Janis Joplin grew to fame as the singer for Big Brother & The Holding Company, one of the biggest bands of the 1960s San Francisco scene. Joplin was a Texas-born blues singer who moved to the Bay Area in 1963, living in North Beach, and later Haight–Ashbury. In 1964, Joplin and future Jefferson Airplane guitarist Jorma Kaukonen recorded a number of songs, accompanied by Margareta Kaukonen on the typewriter as a percussion instrument. The seven songs they recorded were later released as a bootleg album named, The Typewriter Tape. Around the same time, Joplin began heavier drug use and earned a reputation as a speed freak and heroin user. In May 1965, Joplin returned home to Port Arthur, Texas. She changed her lifestyle—avoiding drugs and alcohol—and went back to school to study sociology. While attending school, Joplin often went to Austin to perform—usually solo—accompanying herself on guitar.
By mid-1966, her strong vocals caused Chet Helms to persuade her to move back to San Francisco and join Big Brother. From that time until her departure in December 1968, the group recorded and toured extensively. Cheap Thrills, the band's second album, contained the single, Piece of My Heart, which reached the number one spot on the Billboard charts only eight weeks after its release. The album sold more than one million copies in the first month. Joplin played her last show with Big Brother & The Holding Company on December 1, 1968, and headed out on a solo career backed by the Kozmic Blues Band.
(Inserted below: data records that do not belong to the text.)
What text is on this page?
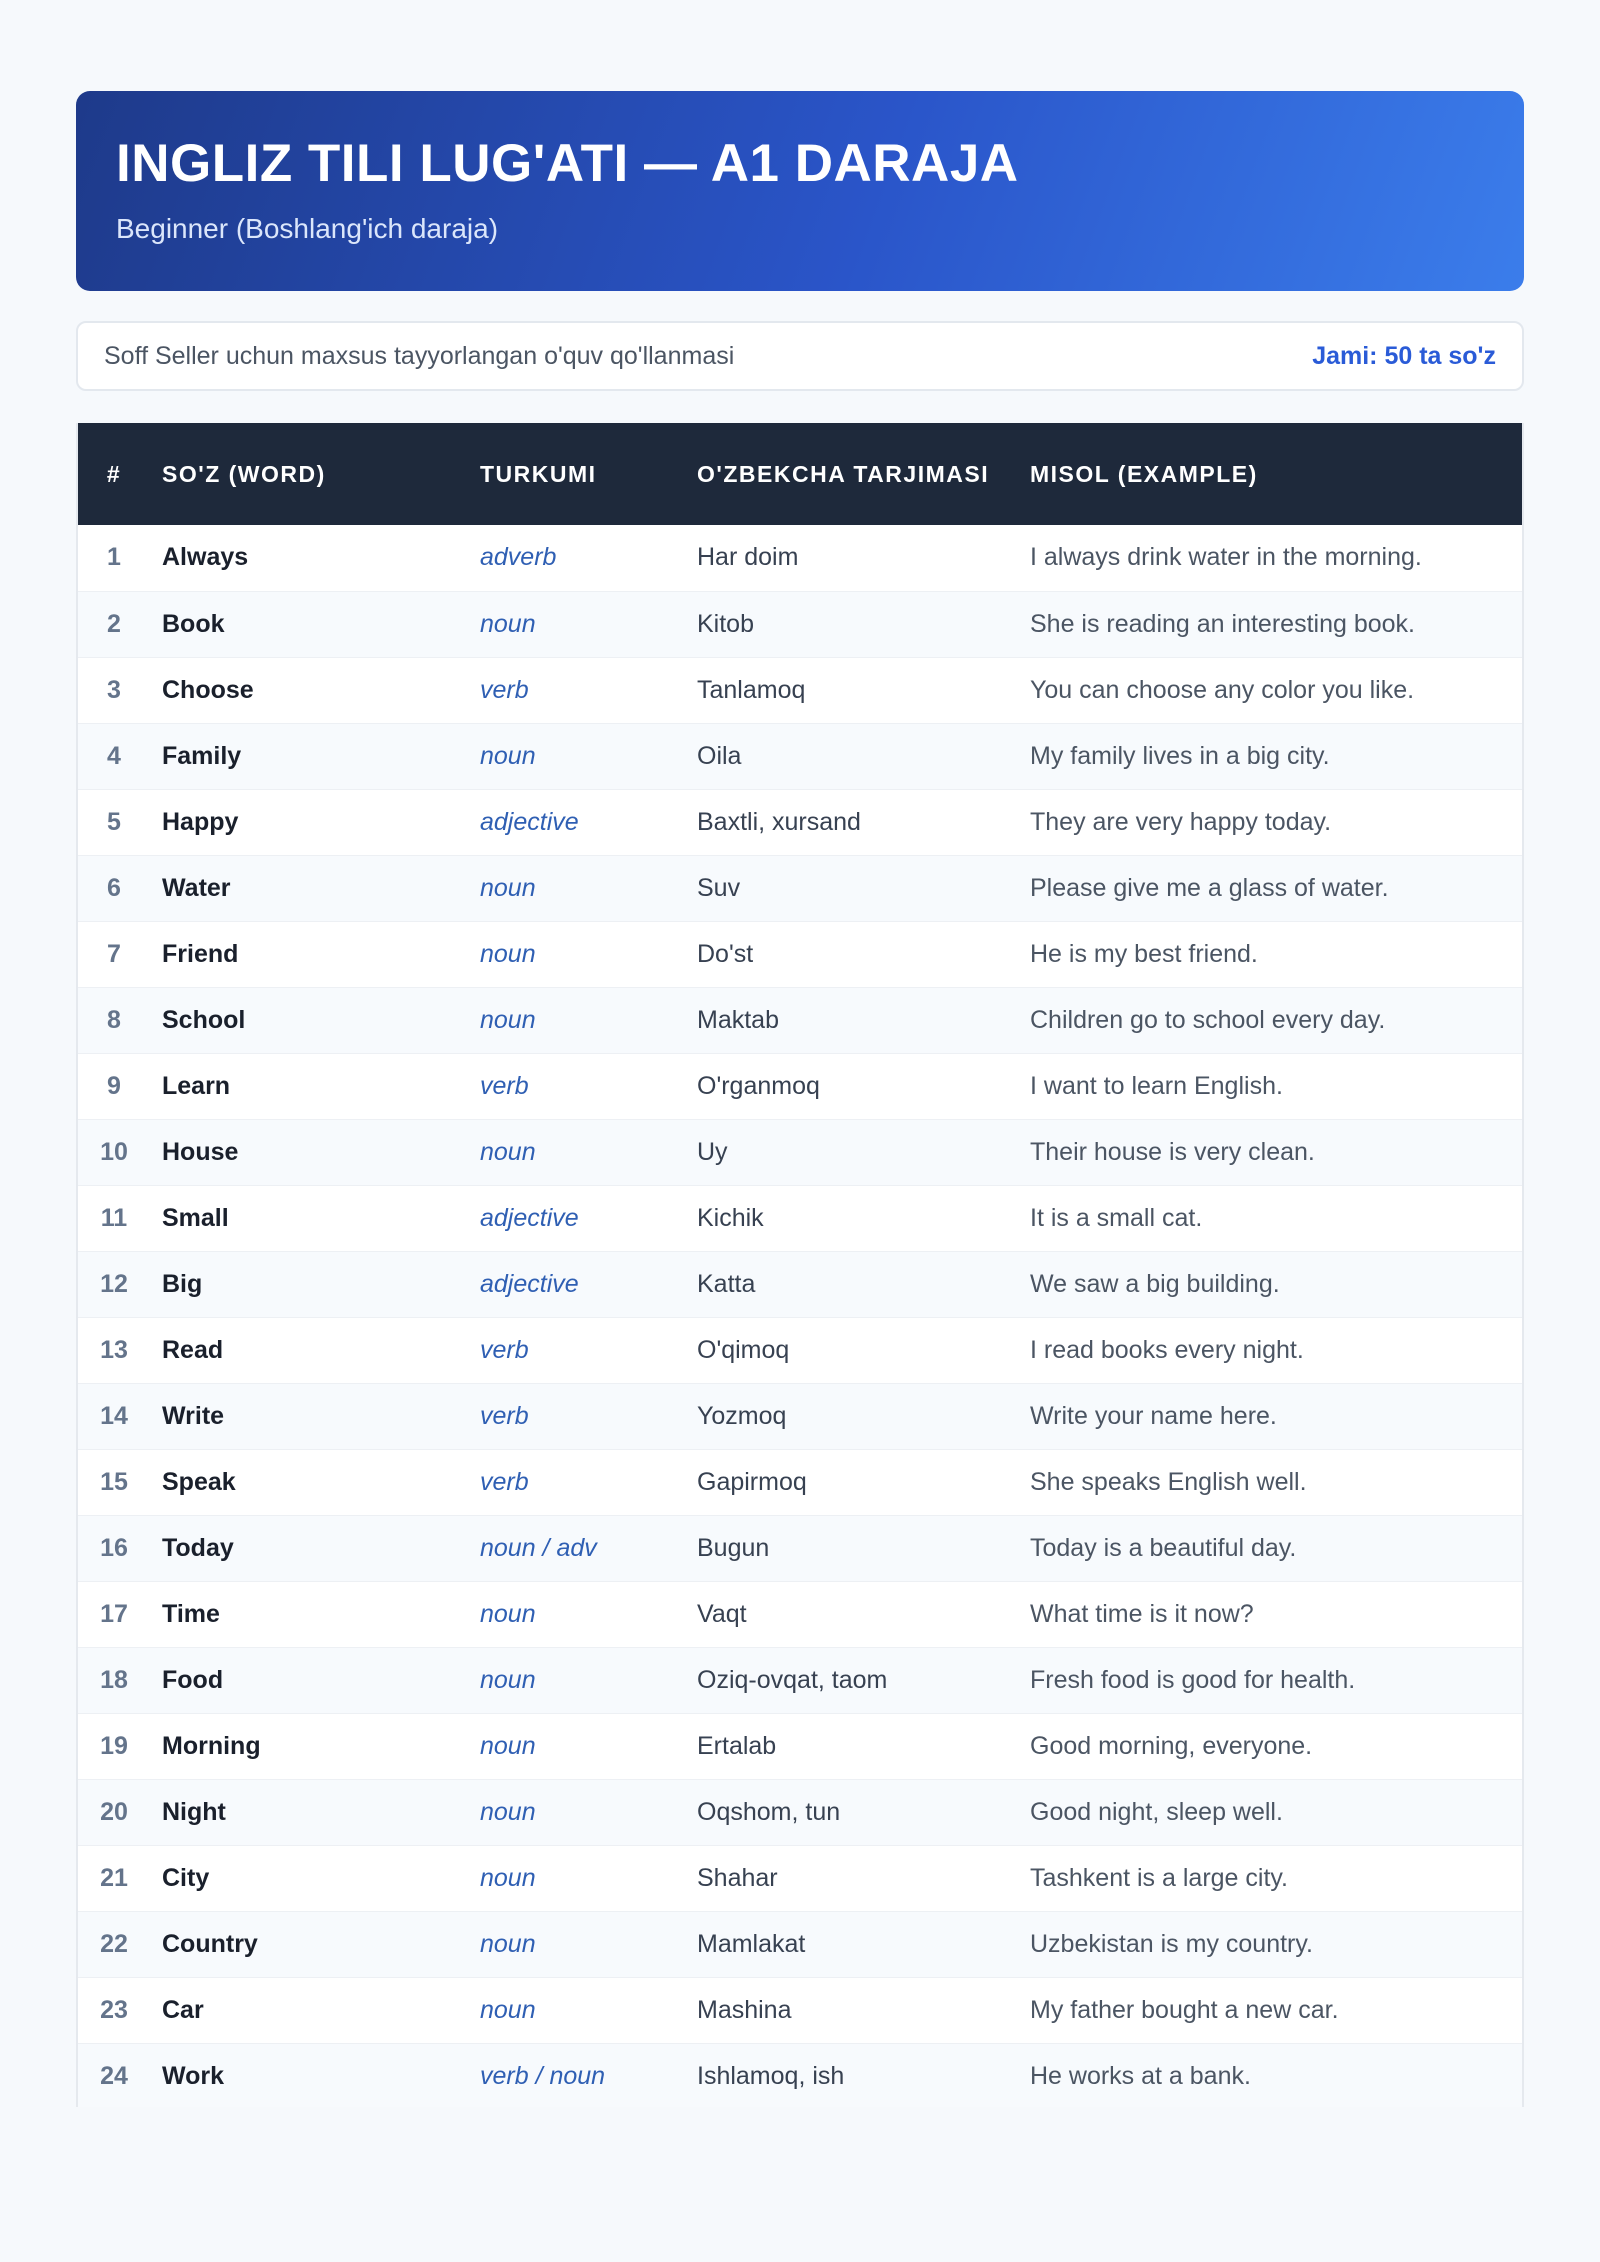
INGLIZ TILI LUG'ATI — A1 DARAJA
Beginner (Boshlang'ich daraja)
Soff Seller uchun maxsus tayyorlangan o'quv qo'llanmasi	Jami: 50 ta so'z
#	SO'Z (WORD)	TURKUMI	O'ZBEKCHA TARJIMASI	MISOL (EXAMPLE)
1	Always	adverb	Har doim	I always drink water in the morning.
2	Book	noun	Kitob	She is reading an interesting book.
3	Choose	verb	Tanlamoq	You can choose any color you like.
4	Family	noun	Oila	My family lives in a big city.
5	Happy	adjective	Baxtli, xursand	They are very happy today.
6	Water	noun	Suv	Please give me a glass of water.
7	Friend	noun	Do'st	He is my best friend.
8	School	noun	Maktab	Children go to school every day.
9	Learn	verb	O'rganmoq	I want to learn English.
10	House	noun	Uy	Their house is very clean.
11	Small	adjective	Kichik	It is a small cat.
12	Big	adjective	Katta	We saw a big building.
13	Read	verb	O'qimoq	I read books every night.
14	Write	verb	Yozmoq	Write your name here.
15	Speak	verb	Gapirmoq	She speaks English well.
16	Today	noun / adv	Bugun	Today is a beautiful day.
17	Time	noun	Vaqt	What time is it now?
18	Food	noun	Oziq-ovqat, taom	Fresh food is good for health.
19	Morning	noun	Ertalab	Good morning, everyone.
20	Night	noun	Oqshom, tun	Good night, sleep well.
21	City	noun	Shahar	Tashkent is a large city.
22	Country	noun	Mamlakat	Uzbekistan is my country.
23	Car	noun	Mashina	My father bought a new car.
24	Work	verb / noun	Ishlamoq, ish	He works at a bank.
Joplin and the Kozmic Blues Band toured North America and Europe throughout 1969 and appeared at Woodstock in August. By this time in her career, Joplin was fully addicted to heroin, reportedly shooting at least $200 worth per day. Her performance at Woodstock and a later show at Madison Square Garden were near disasters and she was generally so wasted that the audiences wondered if she would make it through the show. The Madison Square Garden show was the last performance Joplin played with the Kozmic Blues Band.
In February 1970, Joplin visited Brazil, where she quit her drug and alcohol use for a time, but by May when she and her newly formed group—the Full Tilt Boogie Band—hit the road, she was using full time again. This tour took the group on the Festival Express Tour through Canada where they played alongside the Grateful Dead, Rick Danko, and The Band. Once the tour had ended, the group went to the recording studio and started work on an album that was posthumously released as Pearl in 1971.
Joplin died on October 4, 1970 of a heroin overdose at the Landmark Motor Hotel in Los Angeles. Janis Joplin left behind a huge legacy in her short career and was inducted into the Rock and Roll Hall of Fame in 1995. In 2005, she was awarded a Grammy Lifetime Achievement Award. There is a movie about her life scheduled for release in 2012.